Let $\sigma =\begin{pmatrix} 0 & 1 \\ -1 & 0\end{pmatrix}$. Define $J_{2n} = \underbrace{\sigma \oplus \cdots \oplus \sigma}_{\text{$n$ copy}}$. We define a $2n \times 2n$ real matrix matrix $A$ as symplectic if $AJ_{2n}A^T=J_{2n}$, where $T$ is the transpose operation. I want to prove/disprove the following statement.
$Sp(2n)$ is generated by $4 \times 4$ symplectic matrices. (More explicitly, it is by matrices of the type $S$, where $X\in Sp(4)$ is a principal sub-minor, and identity on the complementary space).

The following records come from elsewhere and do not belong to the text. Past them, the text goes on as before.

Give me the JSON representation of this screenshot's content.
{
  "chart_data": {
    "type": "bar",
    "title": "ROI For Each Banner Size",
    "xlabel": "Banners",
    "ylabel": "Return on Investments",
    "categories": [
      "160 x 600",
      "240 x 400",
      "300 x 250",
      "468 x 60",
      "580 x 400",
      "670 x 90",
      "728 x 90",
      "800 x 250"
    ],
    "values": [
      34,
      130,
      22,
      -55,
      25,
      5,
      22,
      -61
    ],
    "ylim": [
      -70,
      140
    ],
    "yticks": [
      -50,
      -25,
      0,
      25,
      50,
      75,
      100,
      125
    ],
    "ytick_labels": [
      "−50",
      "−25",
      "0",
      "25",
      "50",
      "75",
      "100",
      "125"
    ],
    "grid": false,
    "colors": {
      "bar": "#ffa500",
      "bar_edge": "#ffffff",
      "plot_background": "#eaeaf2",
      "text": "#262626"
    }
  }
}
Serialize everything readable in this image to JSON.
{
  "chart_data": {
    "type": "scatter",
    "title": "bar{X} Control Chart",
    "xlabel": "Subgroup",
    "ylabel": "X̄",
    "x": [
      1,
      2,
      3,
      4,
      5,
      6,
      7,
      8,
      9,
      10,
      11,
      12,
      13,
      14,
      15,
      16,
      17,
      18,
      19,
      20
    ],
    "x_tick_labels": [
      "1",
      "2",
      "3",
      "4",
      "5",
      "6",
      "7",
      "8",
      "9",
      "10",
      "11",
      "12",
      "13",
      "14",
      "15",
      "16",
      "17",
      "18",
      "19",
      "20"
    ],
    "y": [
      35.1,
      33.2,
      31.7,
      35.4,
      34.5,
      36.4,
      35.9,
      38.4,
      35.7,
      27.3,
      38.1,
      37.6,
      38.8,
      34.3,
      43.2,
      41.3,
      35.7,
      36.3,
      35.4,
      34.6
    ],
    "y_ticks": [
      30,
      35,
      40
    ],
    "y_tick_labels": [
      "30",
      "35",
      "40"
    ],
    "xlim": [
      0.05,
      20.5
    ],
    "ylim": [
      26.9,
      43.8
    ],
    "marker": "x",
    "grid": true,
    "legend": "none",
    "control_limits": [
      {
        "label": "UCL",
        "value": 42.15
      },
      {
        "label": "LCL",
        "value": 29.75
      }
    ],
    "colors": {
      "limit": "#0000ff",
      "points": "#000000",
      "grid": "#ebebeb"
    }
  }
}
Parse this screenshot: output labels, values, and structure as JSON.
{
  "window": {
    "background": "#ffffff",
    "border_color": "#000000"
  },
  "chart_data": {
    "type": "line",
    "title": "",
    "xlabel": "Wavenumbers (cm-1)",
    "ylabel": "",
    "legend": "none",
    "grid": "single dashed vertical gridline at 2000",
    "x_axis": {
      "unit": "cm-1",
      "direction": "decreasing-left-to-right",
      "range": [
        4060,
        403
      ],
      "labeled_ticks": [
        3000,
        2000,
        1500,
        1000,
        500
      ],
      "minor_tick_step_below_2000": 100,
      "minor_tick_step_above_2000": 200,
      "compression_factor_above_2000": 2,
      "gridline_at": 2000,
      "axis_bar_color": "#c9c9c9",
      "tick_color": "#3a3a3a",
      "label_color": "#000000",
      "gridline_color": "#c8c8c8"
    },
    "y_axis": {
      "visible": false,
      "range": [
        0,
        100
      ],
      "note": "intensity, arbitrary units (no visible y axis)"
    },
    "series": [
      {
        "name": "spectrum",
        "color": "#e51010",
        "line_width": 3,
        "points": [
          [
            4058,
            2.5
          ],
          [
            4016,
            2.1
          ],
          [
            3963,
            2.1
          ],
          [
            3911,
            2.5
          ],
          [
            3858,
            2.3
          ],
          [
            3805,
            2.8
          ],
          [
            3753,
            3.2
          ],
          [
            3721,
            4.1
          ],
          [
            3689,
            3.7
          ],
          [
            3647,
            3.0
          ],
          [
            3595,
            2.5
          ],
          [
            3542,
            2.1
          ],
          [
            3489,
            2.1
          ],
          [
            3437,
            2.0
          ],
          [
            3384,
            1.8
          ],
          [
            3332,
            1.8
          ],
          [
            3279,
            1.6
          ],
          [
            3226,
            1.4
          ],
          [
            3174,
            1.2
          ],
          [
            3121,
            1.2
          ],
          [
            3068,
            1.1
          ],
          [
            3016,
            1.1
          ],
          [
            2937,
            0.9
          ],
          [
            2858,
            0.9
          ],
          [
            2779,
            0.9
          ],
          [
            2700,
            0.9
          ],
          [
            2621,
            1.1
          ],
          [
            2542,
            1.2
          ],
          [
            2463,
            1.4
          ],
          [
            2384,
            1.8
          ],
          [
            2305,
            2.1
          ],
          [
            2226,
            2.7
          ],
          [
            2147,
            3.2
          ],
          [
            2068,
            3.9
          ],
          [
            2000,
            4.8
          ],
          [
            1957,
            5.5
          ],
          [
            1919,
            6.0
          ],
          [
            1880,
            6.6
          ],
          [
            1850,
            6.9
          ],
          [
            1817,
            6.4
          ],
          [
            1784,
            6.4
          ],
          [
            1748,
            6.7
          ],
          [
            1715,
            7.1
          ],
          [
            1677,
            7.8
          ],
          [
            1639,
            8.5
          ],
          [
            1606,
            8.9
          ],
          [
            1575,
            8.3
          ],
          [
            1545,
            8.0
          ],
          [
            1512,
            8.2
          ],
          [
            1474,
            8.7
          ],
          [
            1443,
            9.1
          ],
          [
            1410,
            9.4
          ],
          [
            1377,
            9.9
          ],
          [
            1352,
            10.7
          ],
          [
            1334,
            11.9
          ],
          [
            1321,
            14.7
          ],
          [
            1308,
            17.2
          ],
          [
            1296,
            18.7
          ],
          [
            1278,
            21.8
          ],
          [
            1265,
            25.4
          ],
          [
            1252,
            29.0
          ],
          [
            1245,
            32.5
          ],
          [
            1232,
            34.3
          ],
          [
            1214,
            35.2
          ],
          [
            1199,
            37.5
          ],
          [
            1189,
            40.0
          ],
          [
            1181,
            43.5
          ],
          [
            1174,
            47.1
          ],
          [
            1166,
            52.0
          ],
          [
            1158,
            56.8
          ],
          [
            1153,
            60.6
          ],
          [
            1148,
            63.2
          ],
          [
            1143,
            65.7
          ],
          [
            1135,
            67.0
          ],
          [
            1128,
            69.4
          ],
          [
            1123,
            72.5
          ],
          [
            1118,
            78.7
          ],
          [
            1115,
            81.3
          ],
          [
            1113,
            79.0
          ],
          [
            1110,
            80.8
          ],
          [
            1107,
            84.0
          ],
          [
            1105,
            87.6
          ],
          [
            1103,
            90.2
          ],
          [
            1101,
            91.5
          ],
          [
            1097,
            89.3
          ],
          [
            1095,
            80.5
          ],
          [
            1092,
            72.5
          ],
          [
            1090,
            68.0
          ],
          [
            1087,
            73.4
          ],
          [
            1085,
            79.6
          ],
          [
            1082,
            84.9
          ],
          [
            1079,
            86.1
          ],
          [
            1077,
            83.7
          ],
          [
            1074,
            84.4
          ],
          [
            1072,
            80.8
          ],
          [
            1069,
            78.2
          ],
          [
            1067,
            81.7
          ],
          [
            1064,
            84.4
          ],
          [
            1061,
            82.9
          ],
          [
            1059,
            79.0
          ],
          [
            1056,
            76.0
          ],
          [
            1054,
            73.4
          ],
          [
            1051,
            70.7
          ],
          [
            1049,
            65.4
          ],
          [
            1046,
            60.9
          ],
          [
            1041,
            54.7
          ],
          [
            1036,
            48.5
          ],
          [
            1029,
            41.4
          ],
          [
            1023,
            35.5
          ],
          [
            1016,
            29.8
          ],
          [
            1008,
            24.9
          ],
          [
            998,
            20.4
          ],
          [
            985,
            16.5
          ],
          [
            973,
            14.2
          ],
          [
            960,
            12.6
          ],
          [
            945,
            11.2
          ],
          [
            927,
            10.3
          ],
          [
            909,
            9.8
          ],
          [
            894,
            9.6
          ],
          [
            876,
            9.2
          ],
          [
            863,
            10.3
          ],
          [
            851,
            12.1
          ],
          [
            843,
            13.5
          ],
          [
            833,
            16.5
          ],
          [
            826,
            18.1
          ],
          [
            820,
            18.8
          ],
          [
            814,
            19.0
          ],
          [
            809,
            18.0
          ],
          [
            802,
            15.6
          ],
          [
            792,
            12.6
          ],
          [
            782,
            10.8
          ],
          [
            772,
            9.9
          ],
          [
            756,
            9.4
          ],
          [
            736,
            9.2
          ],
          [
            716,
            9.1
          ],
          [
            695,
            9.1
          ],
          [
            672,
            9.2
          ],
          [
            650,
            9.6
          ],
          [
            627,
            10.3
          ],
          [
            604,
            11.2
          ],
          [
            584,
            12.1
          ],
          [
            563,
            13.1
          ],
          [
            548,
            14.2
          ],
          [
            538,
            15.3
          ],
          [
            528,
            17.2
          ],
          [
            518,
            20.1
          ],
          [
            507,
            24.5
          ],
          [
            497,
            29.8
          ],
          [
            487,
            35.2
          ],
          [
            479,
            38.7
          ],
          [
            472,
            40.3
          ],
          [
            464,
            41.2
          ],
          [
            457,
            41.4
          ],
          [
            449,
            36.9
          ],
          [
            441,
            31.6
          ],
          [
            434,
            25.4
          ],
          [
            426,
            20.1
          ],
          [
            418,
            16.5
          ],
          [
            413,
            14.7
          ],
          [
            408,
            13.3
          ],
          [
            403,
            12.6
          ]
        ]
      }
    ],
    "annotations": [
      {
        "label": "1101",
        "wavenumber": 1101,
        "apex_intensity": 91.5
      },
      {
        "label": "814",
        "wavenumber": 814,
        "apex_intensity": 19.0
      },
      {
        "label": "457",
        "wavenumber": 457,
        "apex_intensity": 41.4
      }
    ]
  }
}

Here is the sketch of a proof that I think should work:
Note that $\mathfrak{sp}(2n)$ can be defined by $$ X \in \mathfrak{sp}(2n) \iff e^{tX} \in Sp(2n) \quad \forall t \in \Bbb R $$ and given by the set of $X$ satisfying $$ J_{2n} X^T J_{2n} = X $$ this is a linear vector space. Verify that we can make a basis for this space out of the otherwise zero matrices with a principle subminor that meets this requirement.
It is a theorem that for Lie group $G$ with algebra $\mathfrak g$, the matrices $e^X$ with $X \in \mathfrak g$ generate $G$. It follows (?) that the matrices $e^X$ with $X$ in our basis generate $G$.